Sörenstam had been a member of the European team in all eight Solheim Cup matches held during that period between 1994 and 2007. In 1995, she was honored with the Svenska Dagbladet gold medal. In 1995 and 2003, Sörenstam was awarded the Radiosportens Jerringpris.
In the women's world rankings, newly introduced in 2006, Annika Sörenstam led until she was replaced by Lorena Ochoa of Mexico in April 2007.
She won ten major tournaments in her career, ranking fourth on the leaderboard. She has won a total of 93 tournaments, 72 of them on the LPGA Tour (rank 3), making her one of the most successful players in modern golf.
In 2002, she won eleven tournaments in one season, a record she shares with Mickey Wright. In addition, Sörenstam is the only person in golf history to win a tournament five times in a row, she achieved this at the Mizuno Classic in Japan between 2001 and 2005.
In May 2008, she announced her retirement as an active player at the end of the year. "I'm just tired of the day-to-day grind. However, there will continue to be a lot of golf in my life. Besides, this season still offers seven months of tournaments and my goal is to win as many of them as possible," she said at a press conference explaining her decision.
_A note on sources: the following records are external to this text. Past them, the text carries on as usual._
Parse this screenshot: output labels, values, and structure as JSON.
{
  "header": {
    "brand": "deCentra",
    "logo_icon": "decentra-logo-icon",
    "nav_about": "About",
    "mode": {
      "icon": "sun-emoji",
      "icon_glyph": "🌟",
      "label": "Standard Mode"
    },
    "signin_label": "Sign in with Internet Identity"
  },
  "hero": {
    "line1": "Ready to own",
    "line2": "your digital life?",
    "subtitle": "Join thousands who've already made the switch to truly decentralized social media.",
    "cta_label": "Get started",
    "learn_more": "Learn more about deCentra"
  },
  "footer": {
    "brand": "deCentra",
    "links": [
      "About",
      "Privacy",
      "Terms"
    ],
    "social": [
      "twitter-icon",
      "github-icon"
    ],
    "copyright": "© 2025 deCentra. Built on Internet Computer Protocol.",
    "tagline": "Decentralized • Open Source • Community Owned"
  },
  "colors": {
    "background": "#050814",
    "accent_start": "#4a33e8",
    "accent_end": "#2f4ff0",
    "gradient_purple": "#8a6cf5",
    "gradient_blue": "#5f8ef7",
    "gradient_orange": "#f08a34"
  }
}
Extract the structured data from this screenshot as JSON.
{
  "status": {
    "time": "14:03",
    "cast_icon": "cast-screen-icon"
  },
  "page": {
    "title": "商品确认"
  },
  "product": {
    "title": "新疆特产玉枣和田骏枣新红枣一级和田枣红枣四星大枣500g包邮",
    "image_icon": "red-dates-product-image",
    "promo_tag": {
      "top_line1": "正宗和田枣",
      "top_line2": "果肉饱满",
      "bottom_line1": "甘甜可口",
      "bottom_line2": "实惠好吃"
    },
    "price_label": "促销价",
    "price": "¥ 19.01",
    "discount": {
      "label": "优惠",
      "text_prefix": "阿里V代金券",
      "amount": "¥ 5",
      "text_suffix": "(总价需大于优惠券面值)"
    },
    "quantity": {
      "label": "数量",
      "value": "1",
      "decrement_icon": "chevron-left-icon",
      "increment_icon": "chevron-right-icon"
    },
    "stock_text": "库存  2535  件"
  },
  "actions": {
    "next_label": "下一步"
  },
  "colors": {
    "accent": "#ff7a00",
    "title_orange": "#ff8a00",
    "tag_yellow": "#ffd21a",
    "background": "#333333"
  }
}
In the future, she will focus on her role as a tournament organizer, running the Annika's Academy of Golf & Fitness in her adopted home of Orlando, Florida, and designing golf courses.
In the press, her announced retirement was also linked to her desire to have children. She married her longtime partner Mike McGee in January 2009. Sörenstam's first marriage, to David Esch, which took place in January 1997, ended in divorce after eight years.